Hermès Fall-Winter 2025: A Thoroughbred Triumph in Shanghai
By Meredith Damouni
Let’s just say, there are fashion shows, and then there are Hermès moments—laconic in tone, opulent in execution, and unerringly precise in their articulation of quiet power. On a sultry Friday evening in June, Shanghai's North Bund Bay played host to such a moment, as Nadège Vanhée presented the second chapter of her Fall-Winter 2025 women’s collection for the house.
Set against the hyper-modern skyline of Lujiazui, with the Huangpu River acting as both muse and mirror, Hermès erected a modular pavilion—architecture as metaphor, a space of shifting thresholds, transparency, and containment. It was a venue that suggested porosity between past and future, nature and city, East and West. Fitting, then, that Vanhée’s vision this season was not a collection so much as a sartorial cartography: a mapping of what it means to be cosmopolitan, competent, and quietly seductive in a world of elegant contradictions.
The show, titled Au Galop! (At a Gallop), was much less about pace than poise. There was of course, movement, certainly—fluid ponchos, enveloping coats, and modular pieces that zipped and folded with a kind of tactile intelligence—but what lingered was the profound stillness at the core of the clothes. This was fashion as infrastructure, not spectacle.
At the heart of it all: the braid. A humble motif, one could say perhaps, but in Vanhée’s hands it became a palimpsest—equine, artisanal, cross-cultural, and subtly futuristic. Drawn from the Dressage Tressage carré by Virginie Jamin, it threaded its way through the show with understated insistence: braided leather trims on coats, twisted cords edging quilted knits, or embossed motifs nestled into the soft yield of the most delicate cashmere. The braid here was not just decoration but narrative—heritage pulled taut into the present, and oh so relevant.

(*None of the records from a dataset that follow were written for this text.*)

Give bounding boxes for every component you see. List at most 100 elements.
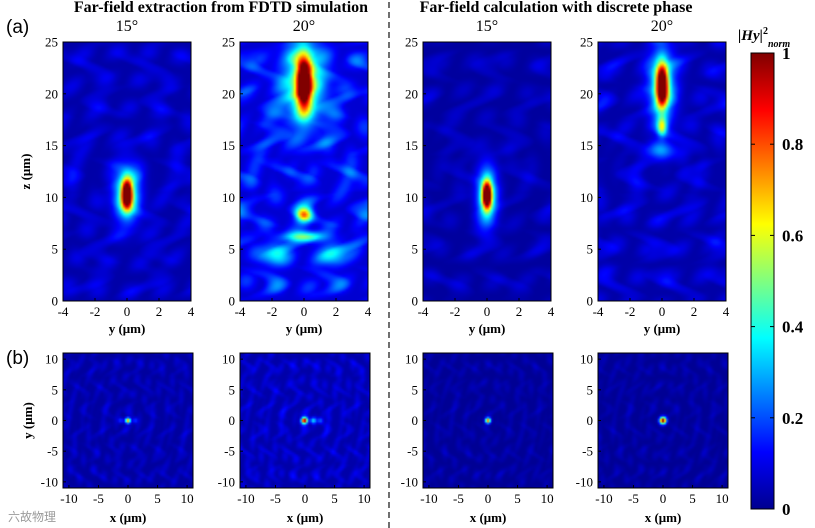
x-tick-label: -5 — [270, 491, 281, 506]
x-axis-label: x (μm) — [110, 510, 147, 525]
x-tick-label: -4 — [58, 304, 69, 319]
x-axis-label: y (μm) — [469, 321, 506, 336]
colorbar-ticks: 1 0.8 0.6 0.4 0.2 0 — [751, 44, 804, 519]
x-axis-label: x (μm) — [470, 510, 507, 525]
panel-a-label: (a) — [6, 17, 29, 38]
y-tick-label: 0 — [52, 294, 59, 309]
y-tick-label: 0 — [587, 294, 594, 309]
x-tick-label: 10 — [716, 491, 729, 506]
x-tick-label: -5 — [453, 491, 464, 506]
colorbar-gradient — [750, 52, 775, 510]
x-tick-label: 0 — [660, 491, 667, 506]
x-tick-label: 10 — [181, 491, 194, 506]
colorbar-tick-label: 0.4 — [782, 318, 804, 337]
colorbar: |Hy|2norm 1 0.8 0.6 0.4 0.2 0 — [738, 26, 804, 519]
y-tick-label: -5 — [582, 444, 593, 459]
y-tick-label: 0 — [412, 294, 419, 309]
y-tick-label: 10 — [580, 190, 593, 205]
y-tick-label: 25 — [222, 35, 235, 50]
x-tick-label: -5 — [93, 491, 104, 506]
angle-label: 20° — [651, 18, 673, 35]
y-tick-label: -10 — [576, 474, 593, 489]
y-tick-label: -10 — [401, 474, 418, 489]
x-tick-label: 0 — [124, 304, 131, 319]
x-tick-label: 5 — [154, 491, 161, 506]
colorbar-title-sub: norm — [768, 39, 790, 50]
colorbar-title-sup: 2 — [763, 26, 768, 37]
x-tick-label: 10 — [541, 491, 554, 506]
x-tick-label: 10 — [358, 491, 371, 506]
x-tick-label: 0 — [125, 491, 132, 506]
colorbar-tick-label: 0.8 — [782, 135, 803, 154]
panel-b-label: (b) — [6, 348, 29, 369]
x-axis-label: y (μm) — [644, 321, 681, 336]
x-axis-label: y (μm) — [286, 321, 323, 336]
colorbar-tick-label: 1 — [782, 44, 791, 63]
x-tick-label: -10 — [420, 491, 437, 506]
x-tick-label: -10 — [237, 491, 254, 506]
x-tick-label: 2 — [691, 304, 698, 319]
heatmap-image — [240, 353, 370, 488]
y-tick-label: 10 — [45, 190, 58, 205]
heatmap-image — [63, 353, 193, 488]
heatmap-image — [598, 42, 726, 301]
y-tick-label: 25 — [45, 35, 58, 50]
x-tick-label: 0 — [484, 304, 491, 319]
y-tick-label: 10 — [405, 352, 418, 367]
x-tick-label: 4 — [723, 304, 730, 319]
y-tick-label: 5 — [52, 242, 59, 257]
x-tick-label: 5 — [689, 491, 696, 506]
y-axis-label: z (μm) — [18, 154, 33, 190]
y-tick-label: 5 — [412, 382, 419, 397]
colorbar-title-main: |Hy| — [738, 28, 763, 44]
y-tick-label: 10 — [222, 190, 235, 205]
y-tick-label: 15 — [580, 138, 593, 153]
x-tick-label: 2 — [516, 304, 523, 319]
heatmap-image — [423, 42, 551, 301]
x-tick-label: -10 — [60, 491, 77, 506]
colorbar-title: |Hy|2norm — [738, 26, 790, 50]
y-tick-label: 5 — [587, 242, 594, 257]
y-tick-label: 10 — [222, 352, 235, 367]
x-tick-label: 2 — [333, 304, 340, 319]
y-tick-label: -5 — [224, 444, 235, 459]
x-tick-label: -4 — [593, 304, 604, 319]
x-tick-label: 0 — [485, 491, 492, 506]
y-tick-label: 25 — [580, 35, 593, 50]
x-tick-label: 0 — [659, 304, 666, 319]
y-tick-label: 20 — [580, 86, 593, 101]
x-tick-label: -5 — [628, 491, 639, 506]
y-tick-label: 10 — [45, 352, 58, 367]
y-tick-label: 0 — [52, 413, 59, 428]
colorbar-tick-label: 0 — [782, 500, 791, 519]
y-tick-label: -10 — [218, 474, 235, 489]
y-tick-label: 0 — [587, 413, 594, 428]
y-tick-label: 5 — [229, 242, 236, 257]
x-tick-label: 4 — [188, 304, 195, 319]
angle-label: 15° — [116, 18, 138, 35]
x-axis-label: y (μm) — [109, 321, 146, 336]
heatmap-image — [63, 42, 191, 301]
x-tick-label: 2 — [156, 304, 163, 319]
y-tick-label: 15 — [405, 138, 418, 153]
y-tick-label: 5 — [587, 382, 594, 397]
right-section-title: Far-field calculation with discrete phas… — [420, 0, 693, 16]
watermark: 六故物理 — [8, 509, 56, 524]
y-tick-label: 0 — [229, 294, 236, 309]
x-tick-label: 5 — [331, 491, 338, 506]
y-tick-label: 0 — [412, 413, 419, 428]
x-tick-label: -2 — [90, 304, 101, 319]
left-section-title: Far-field extraction from FDTD simulatio… — [74, 0, 368, 16]
y-tick-label: 5 — [412, 242, 419, 257]
x-tick-label: -4 — [235, 304, 246, 319]
x-tick-label: -4 — [418, 304, 429, 319]
y-tick-label: 20 — [222, 86, 235, 101]
y-tick-label: 20 — [45, 86, 58, 101]
colorbar-tick-label: 0.2 — [782, 409, 803, 428]
y-tick-label: 10 — [580, 352, 593, 367]
angle-label: 15° — [476, 18, 498, 35]
y-tick-label: -10 — [41, 474, 58, 489]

Hermès is never about shouting, and yet this collection spoke volumes in the nuanced language of construction. The outerwear—arguably the spine of the offering—was engineered with a military-like intelligence. Double-faced cashmere coats, lined with detachable silk panels, seemed to inhale and exhale with their wearer. Ponchos, rendered in tones that evoked terracotta clay, lichen, and soot, were both shell and skin: protective yet light, almost weightless in movement.
This season’s palette was a lesson in controlled heat. There were deep, barn-door reds, burnished oranges, and the earthy elegance of saddle brown, all tempered by wistful lilacs and ceramic whites. Inky navy served as a foil throughout—reminding us that Hermès, even when playful, never loses its gravitas.
Perhaps the most compelling quality of the collection was its beautiful tension: between equestrian romance and utilitarian rigour; between heritage and invention; between fluidity and form. A blouson might recall a 1970s French skiwear silhouette, yet its cut whispered Bauhaus restraint. Knitwear—braided, looped, or padded—was as athletic as it was artisanal. Leather was present, of course, but softened, quilted, or layered with technical fabric as though to ask: What if protection could also be sensual?
Image courtesy of Hermès
Where some designers traffic in fantasy, Vanhée traffics in subtle provocation. Her silhouettes do not seduce through exposure, but through control—precision-cut trousers that hug just so, anoraks that cinch at the waist with a whisper of tension, skirts that move like horsehair in wind. The effect is one of confident sensuality—not the desire to be seen, but the knowledge of being.
There is something almost philosophical about Vanhée’s Hermès. In a world addicted to immediacy, she offers permanence. In a digital age, she speaks through touch. And in an industry racing toward spectacle, she rides side-saddle, gracefully ahead of the pack.
After the show, the pavilion gave way to celebration: a sensory installation in colour, a surprise musical act, a kind of synesthetic coda to the evening. But the true resonance lingered in the clothes—a gesture, a cut, a braided trim—each an ode to slowness, mastery, and the extraordinary pleasure of dressing with intent.
As the lights of Shanghai flickered across the river and the crowd dispersed into the night, one thing was clear: Vanhée’s Hermès woman is not chasing the future. She is already there—at a gallop, yes—but never out of breath, and always divine.